Pyrvinium pamoate does not activate protein kinase CK1, but promotes Akt/PKB down-regulation and GSK3 activation

It has been reported that Pyrvinium Pamoate (PyrPam), an FDA approved anthelminthic drug is a potent inhibitor of Wnt signaling by a mechanism which implies the direct activation of protein kinase CK1α. Here we present data ruling out any direct stimulatory effect of PyrPam on CK1, by showing that neither the catalytic activity of CK1α nor those of its isoforms δ and γ1 are significantly affected by PyrPam when tested with the aid of specific peptide and protein substrates.
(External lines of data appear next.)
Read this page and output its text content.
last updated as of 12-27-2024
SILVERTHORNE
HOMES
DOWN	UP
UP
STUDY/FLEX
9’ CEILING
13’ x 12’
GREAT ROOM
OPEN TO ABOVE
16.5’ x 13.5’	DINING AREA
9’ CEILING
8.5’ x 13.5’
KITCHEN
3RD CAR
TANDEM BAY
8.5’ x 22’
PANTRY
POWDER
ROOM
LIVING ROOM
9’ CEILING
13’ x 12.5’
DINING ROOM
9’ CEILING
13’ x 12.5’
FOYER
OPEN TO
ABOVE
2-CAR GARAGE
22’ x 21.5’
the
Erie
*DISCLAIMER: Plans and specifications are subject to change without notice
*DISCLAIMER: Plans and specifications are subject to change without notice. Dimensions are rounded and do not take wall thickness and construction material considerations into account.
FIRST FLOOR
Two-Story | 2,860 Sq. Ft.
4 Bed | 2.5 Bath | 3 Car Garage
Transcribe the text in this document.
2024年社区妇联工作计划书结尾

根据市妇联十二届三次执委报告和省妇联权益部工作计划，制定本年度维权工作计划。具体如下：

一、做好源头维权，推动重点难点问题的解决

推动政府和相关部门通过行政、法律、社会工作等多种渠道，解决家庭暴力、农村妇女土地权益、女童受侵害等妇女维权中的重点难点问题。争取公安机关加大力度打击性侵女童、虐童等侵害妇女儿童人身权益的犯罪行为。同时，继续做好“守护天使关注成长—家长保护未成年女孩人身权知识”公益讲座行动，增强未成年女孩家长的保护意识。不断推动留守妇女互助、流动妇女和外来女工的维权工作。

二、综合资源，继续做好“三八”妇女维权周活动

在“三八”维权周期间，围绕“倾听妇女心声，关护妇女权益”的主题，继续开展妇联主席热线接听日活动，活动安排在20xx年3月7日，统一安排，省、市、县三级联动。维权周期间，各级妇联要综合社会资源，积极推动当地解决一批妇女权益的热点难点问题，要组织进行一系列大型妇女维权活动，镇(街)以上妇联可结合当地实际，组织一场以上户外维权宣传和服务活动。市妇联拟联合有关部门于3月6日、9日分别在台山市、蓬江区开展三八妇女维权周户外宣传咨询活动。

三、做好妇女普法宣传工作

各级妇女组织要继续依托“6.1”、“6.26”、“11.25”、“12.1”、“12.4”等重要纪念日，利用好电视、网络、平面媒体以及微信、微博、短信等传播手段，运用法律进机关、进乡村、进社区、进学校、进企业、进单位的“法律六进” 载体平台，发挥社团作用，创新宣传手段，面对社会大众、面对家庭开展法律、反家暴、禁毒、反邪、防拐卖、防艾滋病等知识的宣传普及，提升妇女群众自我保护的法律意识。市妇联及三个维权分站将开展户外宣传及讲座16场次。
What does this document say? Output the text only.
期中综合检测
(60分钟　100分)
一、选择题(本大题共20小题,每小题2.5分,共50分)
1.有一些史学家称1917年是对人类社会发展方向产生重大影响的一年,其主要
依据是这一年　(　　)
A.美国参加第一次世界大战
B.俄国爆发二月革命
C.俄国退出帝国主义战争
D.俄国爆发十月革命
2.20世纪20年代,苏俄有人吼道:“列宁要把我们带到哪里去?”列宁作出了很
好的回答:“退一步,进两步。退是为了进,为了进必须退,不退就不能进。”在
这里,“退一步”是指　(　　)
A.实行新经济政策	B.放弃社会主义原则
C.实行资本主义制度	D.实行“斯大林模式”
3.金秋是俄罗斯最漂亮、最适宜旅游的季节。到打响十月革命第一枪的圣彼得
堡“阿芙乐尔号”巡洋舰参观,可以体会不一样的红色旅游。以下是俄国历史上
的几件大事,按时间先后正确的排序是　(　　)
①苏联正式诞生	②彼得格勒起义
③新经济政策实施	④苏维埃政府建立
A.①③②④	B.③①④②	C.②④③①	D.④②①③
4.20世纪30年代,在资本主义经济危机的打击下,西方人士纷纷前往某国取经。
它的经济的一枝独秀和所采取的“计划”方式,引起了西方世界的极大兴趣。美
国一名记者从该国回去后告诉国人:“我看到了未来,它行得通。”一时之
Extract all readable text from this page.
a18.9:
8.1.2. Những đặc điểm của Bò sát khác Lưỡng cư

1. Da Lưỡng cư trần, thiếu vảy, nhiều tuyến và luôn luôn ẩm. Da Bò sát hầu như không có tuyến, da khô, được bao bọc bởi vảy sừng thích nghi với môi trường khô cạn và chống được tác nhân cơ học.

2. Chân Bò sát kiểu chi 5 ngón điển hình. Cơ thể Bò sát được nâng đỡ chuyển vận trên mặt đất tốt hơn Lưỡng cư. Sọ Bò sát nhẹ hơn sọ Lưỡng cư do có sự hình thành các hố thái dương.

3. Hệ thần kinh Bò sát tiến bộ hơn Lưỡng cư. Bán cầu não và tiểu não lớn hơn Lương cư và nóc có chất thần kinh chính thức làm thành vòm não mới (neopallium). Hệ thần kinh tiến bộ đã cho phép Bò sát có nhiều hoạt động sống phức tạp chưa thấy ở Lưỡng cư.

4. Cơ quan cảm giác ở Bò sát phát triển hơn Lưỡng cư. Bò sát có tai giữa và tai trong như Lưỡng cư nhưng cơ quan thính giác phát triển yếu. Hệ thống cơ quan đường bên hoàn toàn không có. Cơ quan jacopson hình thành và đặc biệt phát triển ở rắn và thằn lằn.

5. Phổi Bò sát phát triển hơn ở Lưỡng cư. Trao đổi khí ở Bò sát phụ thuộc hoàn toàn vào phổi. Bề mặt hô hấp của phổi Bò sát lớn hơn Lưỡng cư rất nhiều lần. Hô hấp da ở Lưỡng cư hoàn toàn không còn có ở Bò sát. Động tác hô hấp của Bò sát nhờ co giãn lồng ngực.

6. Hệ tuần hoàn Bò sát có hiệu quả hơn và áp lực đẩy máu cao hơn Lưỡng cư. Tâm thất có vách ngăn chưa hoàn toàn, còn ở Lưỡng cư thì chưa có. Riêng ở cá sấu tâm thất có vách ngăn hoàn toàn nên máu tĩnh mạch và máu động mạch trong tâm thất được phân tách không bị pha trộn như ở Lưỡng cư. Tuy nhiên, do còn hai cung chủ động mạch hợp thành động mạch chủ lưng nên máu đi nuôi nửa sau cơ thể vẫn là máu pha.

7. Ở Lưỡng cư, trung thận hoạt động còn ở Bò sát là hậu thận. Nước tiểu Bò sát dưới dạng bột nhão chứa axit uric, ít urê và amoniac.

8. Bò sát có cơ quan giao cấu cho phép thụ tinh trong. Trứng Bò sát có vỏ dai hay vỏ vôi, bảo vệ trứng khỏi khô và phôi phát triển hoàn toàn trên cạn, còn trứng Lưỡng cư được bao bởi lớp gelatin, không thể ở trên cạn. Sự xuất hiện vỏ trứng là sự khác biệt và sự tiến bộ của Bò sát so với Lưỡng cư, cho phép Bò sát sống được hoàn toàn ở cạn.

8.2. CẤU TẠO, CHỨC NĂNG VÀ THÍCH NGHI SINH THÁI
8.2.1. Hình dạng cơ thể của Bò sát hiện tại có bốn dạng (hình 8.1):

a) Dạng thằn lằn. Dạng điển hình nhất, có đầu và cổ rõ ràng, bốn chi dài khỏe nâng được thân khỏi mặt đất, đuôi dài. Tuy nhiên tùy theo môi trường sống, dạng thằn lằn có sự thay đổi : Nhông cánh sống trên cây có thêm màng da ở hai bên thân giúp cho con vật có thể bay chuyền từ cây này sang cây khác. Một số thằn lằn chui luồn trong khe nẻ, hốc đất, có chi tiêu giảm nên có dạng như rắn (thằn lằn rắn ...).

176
Accordingly, cell treatment with PyrPam has no significant effect on the phosphorylation of β-catenin Ser-45. By contrast the phosphorylation of β-catenin Thr-41 is increased upon cell treatment with PyrPam, through a mechanism that implies the upstream dephosphorylation of Akt/PKB and of GSK3. It can be concluded from our work that PyrPam is not a bona fide activator of CK1, its perturbation of cell signaling pathways being mediated by a complex mechanism initiated by a drop in Akt/PKB phosphorylation whose down-regulation promotes reduced phosphorylation and activation of GSK3. Consistent with this, lysates of cells treated with PyrPam display enhanced protein phosphorylation which is unaffected by CK1 inhibition while disappearing upon inhibition of GSK3. Our data are consistent with the observation that PyrPam ultimately inhibits Wnt signaling despite its lack of efficacy on CK1.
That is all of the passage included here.